Е.О.: Представление о том, что разрыв между сотрудницами и осужденными женщинами гораздо менее значителен, чем им самим порой кажется, у вас было изначально или вы приобрели его, когда начинали работать в женской тюрьме? Когда у вас родилась мысль, что женская тюрьма не то же самое, что тюрьма мужская, и здесь возможны иные варианты вмешательства?

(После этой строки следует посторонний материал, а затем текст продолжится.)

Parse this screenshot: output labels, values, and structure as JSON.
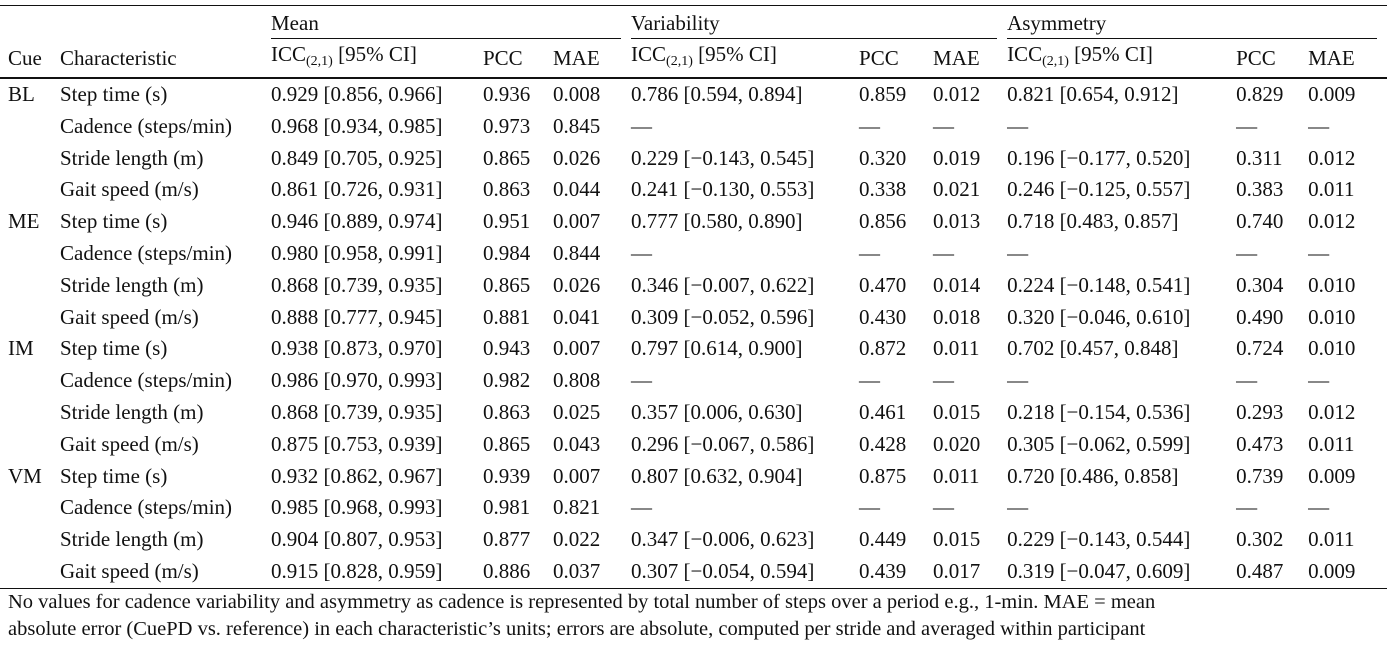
{
  "groups": {
    "mean": "Mean",
    "variability": "Variability",
    "asymmetry": "Asymmetry"
  },
  "headers": {
    "cue": "Cue",
    "characteristic": "Characteristic",
    "icc_prefix": "ICC",
    "icc_sub": "(2,1)",
    "icc_suffix": " [95% CI]",
    "pcc": "PCC",
    "mae": "MAE"
  },
  "rows": [
    {
      "cue": "BL",
      "char": "Step time (s)",
      "m_icc": "0.929 [0.856, 0.966]",
      "m_pcc": "0.936",
      "m_mae": "0.008",
      "v_icc": "0.786 [0.594, 0.894]",
      "v_pcc": "0.859",
      "v_mae": "0.012",
      "a_icc": "0.821 [0.654, 0.912]",
      "a_pcc": "0.829",
      "a_mae": "0.009"
    },
    {
      "cue": "",
      "char": "Cadence (steps/min)",
      "m_icc": "0.968 [0.934, 0.985]",
      "m_pcc": "0.973",
      "m_mae": "0.845",
      "v_icc": "—",
      "v_pcc": "—",
      "v_mae": "—",
      "a_icc": "—",
      "a_pcc": "—",
      "a_mae": "—"
    },
    {
      "cue": "",
      "char": "Stride length (m)",
      "m_icc": "0.849 [0.705, 0.925]",
      "m_pcc": "0.865",
      "m_mae": "0.026",
      "v_icc": "0.229 [−0.143, 0.545]",
      "v_pcc": "0.320",
      "v_mae": "0.019",
      "a_icc": "0.196 [−0.177, 0.520]",
      "a_pcc": "0.311",
      "a_mae": "0.012"
    },
    {
      "cue": "",
      "char": "Gait speed (m/s)",
      "m_icc": "0.861 [0.726, 0.931]",
      "m_pcc": "0.863",
      "m_mae": "0.044",
      "v_icc": "0.241 [−0.130, 0.553]",
      "v_pcc": "0.338",
      "v_mae": "0.021",
      "a_icc": "0.246 [−0.125, 0.557]",
      "a_pcc": "0.383",
      "a_mae": "0.011"
    },
    {
      "cue": "ME",
      "char": "Step time (s)",
      "m_icc": "0.946 [0.889, 0.974]",
      "m_pcc": "0.951",
      "m_mae": "0.007",
      "v_icc": "0.777 [0.580, 0.890]",
      "v_pcc": "0.856",
      "v_mae": "0.013",
      "a_icc": "0.718 [0.483, 0.857]",
      "a_pcc": "0.740",
      "a_mae": "0.012"
    },
    {
      "cue": "",
      "char": "Cadence (steps/min)",
      "m_icc": "0.980 [0.958, 0.991]",
      "m_pcc": "0.984",
      "m_mae": "0.844",
      "v_icc": "—",
      "v_pcc": "—",
      "v_mae": "—",
      "a_icc": "—",
      "a_pcc": "—",
      "a_mae": "—"
    },
    {
      "cue": "",
      "char": "Stride length (m)",
      "m_icc": "0.868 [0.739, 0.935]",
      "m_pcc": "0.865",
      "m_mae": "0.026",
      "v_icc": "0.346 [−0.007, 0.622]",
      "v_pcc": "0.470",
      "v_mae": "0.014",
      "a_icc": "0.224 [−0.148, 0.541]",
      "a_pcc": "0.304",
      "a_mae": "0.010"
    },
    {
      "cue": "",
      "char": "Gait speed (m/s)",
      "m_icc": "0.888 [0.777, 0.945]",
      "m_pcc": "0.881",
      "m_mae": "0.041",
      "v_icc": "0.309 [−0.052, 0.596]",
      "v_pcc": "0.430",
      "v_mae": "0.018",
      "a_icc": "0.320 [−0.046, 0.610]",
      "a_pcc": "0.490",
      "a_mae": "0.010"
    },
    {
      "cue": "IM",
      "char": "Step time (s)",
      "m_icc": "0.938 [0.873, 0.970]",
      "m_pcc": "0.943",
      "m_mae": "0.007",
      "v_icc": "0.797 [0.614, 0.900]",
      "v_pcc": "0.872",
      "v_mae": "0.011",
      "a_icc": "0.702 [0.457, 0.848]",
      "a_pcc": "0.724",
      "a_mae": "0.010"
    },
    {
      "cue": "",
      "char": "Cadence (steps/min)",
      "m_icc": "0.986 [0.970, 0.993]",
      "m_pcc": "0.982",
      "m_mae": "0.808",
      "v_icc": "—",
      "v_pcc": "—",
      "v_mae": "—",
      "a_icc": "—",
      "a_pcc": "—",
      "a_mae": "—"
    },
    {
      "cue": "",
      "char": "Stride length (m)",
      "m_icc": "0.868 [0.739, 0.935]",
      "m_pcc": "0.863",
      "m_mae": "0.025",
      "v_icc": "0.357 [0.006, 0.630]",
      "v_pcc": "0.461",
      "v_mae": "0.015",
      "a_icc": "0.218 [−0.154, 0.536]",
      "a_pcc": "0.293",
      "a_mae": "0.012"
    },
    {
      "cue": "",
      "char": "Gait speed (m/s)",
      "m_icc": "0.875 [0.753, 0.939]",
      "m_pcc": "0.865",
      "m_mae": "0.043",
      "v_icc": "0.296 [−0.067, 0.586]",
      "v_pcc": "0.428",
      "v_mae": "0.020",
      "a_icc": "0.305 [−0.062, 0.599]",
      "a_pcc": "0.473",
      "a_mae": "0.011"
    },
    {
      "cue": "VM",
      "char": "Step time (s)",
      "m_icc": "0.932 [0.862, 0.967]",
      "m_pcc": "0.939",
      "m_mae": "0.007",
      "v_icc": "0.807 [0.632, 0.904]",
      "v_pcc": "0.875",
      "v_mae": "0.011",
      "a_icc": "0.720 [0.486, 0.858]",
      "a_pcc": "0.739",
      "a_mae": "0.009"
    },
    {
      "cue": "",
      "char": "Cadence (steps/min)",
      "m_icc": "0.985 [0.968, 0.993]",
      "m_pcc": "0.981",
      "m_mae": "0.821",
      "v_icc": "—",
      "v_pcc": "—",
      "v_mae": "—",
      "a_icc": "—",
      "a_pcc": "—",
      "a_mae": "—"
    },
    {
      "cue": "",
      "char": "Stride length (m)",
      "m_icc": "0.904 [0.807, 0.953]",
      "m_pcc": "0.877",
      "m_mae": "0.022",
      "v_icc": "0.347 [−0.006, 0.623]",
      "v_pcc": "0.449",
      "v_mae": "0.015",
      "a_icc": "0.229 [−0.143, 0.544]",
      "a_pcc": "0.302",
      "a_mae": "0.011"
    },
    {
      "cue": "",
      "char": "Gait speed (m/s)",
      "m_icc": "0.915 [0.828, 0.959]",
      "m_pcc": "0.886",
      "m_mae": "0.037",
      "v_icc": "0.307 [−0.054, 0.594]",
      "v_pcc": "0.439",
      "v_mae": "0.017",
      "a_icc": "0.319 [−0.047, 0.609]",
      "a_pcc": "0.487",
      "a_mae": "0.009"
    }
  ],
  "note": {
    "line1": "No values for cadence variability and asymmetry as cadence is represented by total number of steps over a period e.g., 1-min. MAE = mean",
    "line2": "absolute error (CuePD vs. reference) in each characteristic’s units; errors are absolute, computed per stride and averaged within participant"
  }
}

Л.А.: У меня не было никаких заранее сформированных представлений, пять лет назад я фактически начинала с нуля. Исследований по женской тюрьме тогда я еще не читала, я находилась в полном научном и информационном вакууме. И мои собственные наблюдения и исследования легли в основу моих знаний и моего понимания. Естественно, я не сразу пришла к своим выводам, более того, у меня априори существовало некое идеологическое представление: тюрьма есть тюрьма, сотрудники - это жестокие люди, осужденные - это жертвы. Возможно, в рамках мужской тюрьмы так оно и есть, не случайно ведь эта концепция превалировала над всеми другими известными мне знаниями. Но постепенно, начав работать в женской тюрьме, за пять лет интенсивной, плотной работы я поняла, что гипотеза эта себя не оправдывает. Я стала чувствовать и понимать и ту, и с другую стороны, хотя ранее я была ангажирована, была на стороне осужденных. Но я поняла, насколько это сложный, трудный и, конечно, деформирующий женщину труд - быть сотрудницей тюрьмы. В каком-то смысле этот труд еще и безнадежный, потому что система устроена так, что не оставляет возможности для реабилитации и практически не оставляет надежды, что вышедшие из стен тюрьмы женщины найдут себе место в жизни. То есть получается, что ты работаешь с ними для того, чтобы они вернулись к тебе в своем старом, "недорощенном" качестве. Насколько это вообще приемлемо для женского сознания? Мне кажется, что женщине это трудно, она привыкла к своей обычной материнской роли: выращивать что-то, переводя его в другое качество, наблюдать рост - в этом женская продуктивность, смысл ее сознательного существования. Кстати, именно поэтому воспитательная роль в женских учреждениях более значима, чем в мужских тюрьмах, здесь присутствует надежда, связанная исключительно с женской психологией, с женским восприятием мира, в котором ценность воспитания и выведения в мир превалирует над многими другими ценностями.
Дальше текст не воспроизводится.